A contestação à instalação de uma unidade de produção de biometano em Árgea, no concelho de Torres Novas, vai ter nova ação no Entroncamento, para onde as comissões de utentes anunciaram uma arruada, em data a anunciar.
A iniciativa foi revelada numa reunião promovida pelas Comissões de Utentes dos Serviços Públicos do Médio Tejo, que juntou, na terça-feira, cerca de meia centena de cidadãos na sede da Junta de Freguesia de São João Baptista, no Entroncamento, incluindo alguns moradores de Árgea, no distrito de Santarém.
Segundo as comissões de utentes, a reunião contou com mais de uma dezena de intervenções, incluindo do presidente da Assembleia de Freguesia e do tesoureiro da Junta de Freguesia de São João Baptista, que reforçaram os argumentos contra a localização prevista para a unidade.
Entre as preocupações apontadas estão a qualidade do ar, o transporte de matérias-primas e resíduos, a rede hidrográfica e a circulação de veículos pesados, tendo sido também criticada a ausência de legislação específica para este tipo de atividade.
Os participantes defenderam que a mobilização das populações, autarcas e movimentos sociais deve prosseguir até que o promotor abandone a localização prevista e escolha uma alternativa afastada de zonas habitacionais ou de atividade humana, segundo a organização.
A eventual instalação da unidade é contestada também por órgãos autárquicos do Entroncamento.
A Assembleia Municipal aprovou por unanimidade, em 30 de junho, uma moção de “total e veemente oposição” ao projeto e solicitou à Agência Portuguesa do Ambiente (APA) uma Declaração de Impacte Ambiental (DIA) desfavorável.
Na moção, a Assembleia Municipal considerou que a localização prevista poderá afetar a população do Entroncamento, apontando, entre outros fatores, os ventos dominantes de norte e noroeste, que, segundo o documento, poderão transportar emissões gasosas e odores para a malha urbana, além de aumento do tráfego pesado, ruído e desvalorização imobiliária.

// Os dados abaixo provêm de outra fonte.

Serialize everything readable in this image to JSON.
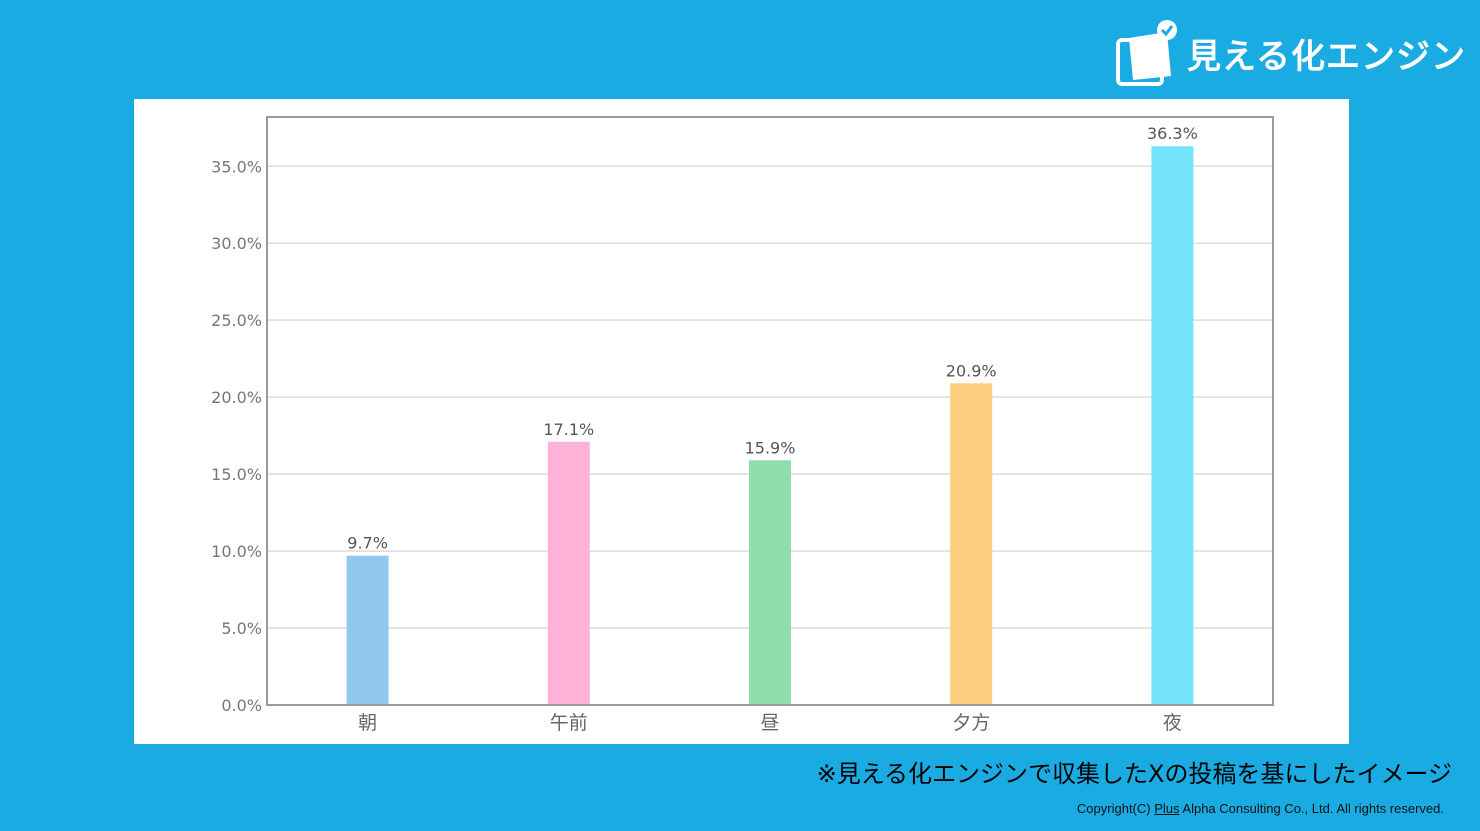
{
  "brand": {
    "name": "見える化エンジン",
    "logo_icon": "document-check-icon"
  },
  "footnote": "※見える化エンジンで収集したXの投稿を基にしたイメージ",
  "copyright": {
    "prefix": "Copyright(C) ",
    "plus": "Plus",
    "suffix": " Alpha Consulting Co., Ltd. All rights reserved."
  },
  "colors": {
    "background": "#1aabe3",
    "panel": "#ffffff"
  },
  "chart_data": {
    "type": "bar",
    "categories": [
      "朝",
      "午前",
      "昼",
      "夕方",
      "夜"
    ],
    "values": [
      9.7,
      17.1,
      15.9,
      20.9,
      36.3
    ],
    "value_labels": [
      "9.7%",
      "17.1%",
      "15.9%",
      "20.9%",
      "36.3%"
    ],
    "bar_colors": [
      "#90c8ee",
      "#ffb3d9",
      "#8edfab",
      "#ffcd80",
      "#74e4fd"
    ],
    "ylim": [
      0,
      38.2
    ],
    "yticks": [
      0,
      5,
      10,
      15,
      20,
      25,
      30,
      35
    ],
    "ytick_labels": [
      "0.0%",
      "5.0%",
      "10.0%",
      "15.0%",
      "20.0%",
      "25.0%",
      "30.0%",
      "35.0%"
    ],
    "grid": true,
    "legend": "none"
  }
}
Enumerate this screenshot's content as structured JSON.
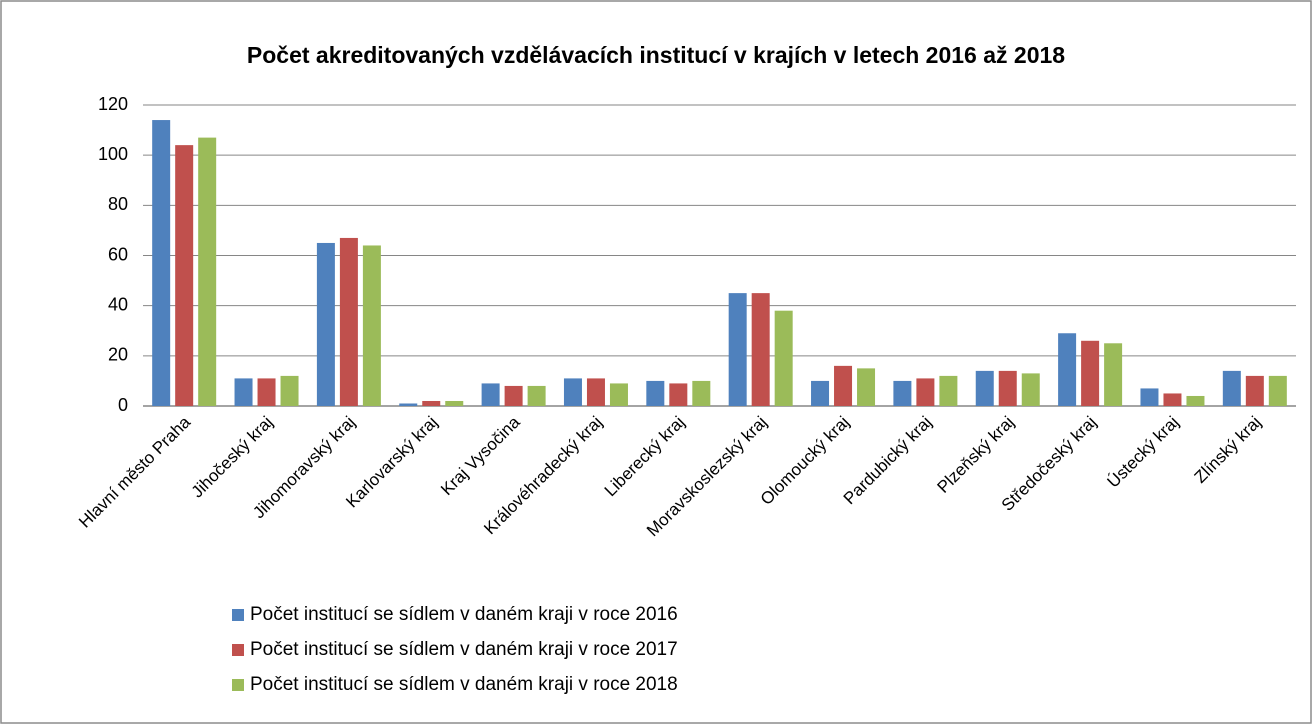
{
  "chart_data": {
    "type": "bar",
    "title": "Počet akreditovaných vzdělávacích institucí v krajích v letech 2016 až 2018",
    "categories": [
      "Hlavní město Praha",
      "Jihočeský kraj",
      "Jihomoravský kraj",
      "Karlovarský kraj",
      "Kraj Vysočina",
      "Královéhradecký kraj",
      "Liberecký kraj",
      "Moravskoslezský kraj",
      "Olomoucký kraj",
      "Pardubický kraj",
      "Plzeňský kraj",
      "Středočeský kraj",
      "Ústecký kraj",
      "Zlínský kraj"
    ],
    "series": [
      {
        "name": "Počet institucí se sídlem v daném kraji v roce 2016",
        "color": "#4f81bd",
        "values": [
          114,
          11,
          65,
          1,
          9,
          11,
          10,
          45,
          10,
          10,
          14,
          29,
          7,
          14
        ]
      },
      {
        "name": "Počet institucí se sídlem v daném kraji v roce 2017",
        "color": "#c0504d",
        "values": [
          104,
          11,
          67,
          2,
          8,
          11,
          9,
          45,
          16,
          11,
          14,
          26,
          5,
          12
        ]
      },
      {
        "name": "Počet institucí se sídlem v daném kraji v roce 2018",
        "color": "#9bbb59",
        "values": [
          107,
          12,
          64,
          2,
          8,
          9,
          10,
          38,
          15,
          12,
          13,
          25,
          4,
          12
        ]
      }
    ],
    "ylim": [
      0,
      120
    ],
    "yticks": [
      0,
      20,
      40,
      60,
      80,
      100,
      120
    ],
    "grid": true,
    "legend": "bottom"
  }
}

A contestação institucional junta-se à mobilização popular que tem vindo a crescer na região, com abaixo-assinados e posições desfavoráveis de vários municípios e órgãos autárquicos contra a localização escolhida para a unidade.
A contestação não se dirige à produção de energia renovável ou à tecnologia do biometano em si, mas à localização da infraestrutura junto de zonas habitacionais e com atividade humana, uma posição que também foi assumida pela Assembleia Municipal de Torres Novas, que aprovou em junho três moções contra o projeto.
A arruada anunciada para o Entroncamento integrará as próximas ações de mobilização, estando também previstas iniciativas junto da população de Torres Novas.
O projeto da empresa Gás da Terra prevê a instalação de uma unidade de produção de biometano na União de Freguesias de Olaia e Paço, concelho de Torres Novas, destinada a valorizar cerca de 100 mil toneladas anuais de resíduos orgânicos e efluentes pecuários.
O procedimento de Avaliação de Impacte Ambiental esteve em consulta pública até 03 de julho, encontrando-se atualmente a respetiva Declaração de Impacte Ambiental em apreciação pela APA.
A empresa tem defendido que o projeto incorpora tecnologia destinada a minimizar a emissão de odores, proteger os recursos hídricos e reduzir outros impactos ambientais, sustentando que a unidade permitirá valorizar resíduos, produzir energia renovável e contribuir para a descarbonização.
A Câmara de Torres Novas considera, por seu lado, que o projeto não tem enquadramento no Plano Diretor Municipal em vigor e apontou também constrangimentos urbanísticos e rodoviários à instalação da unidade.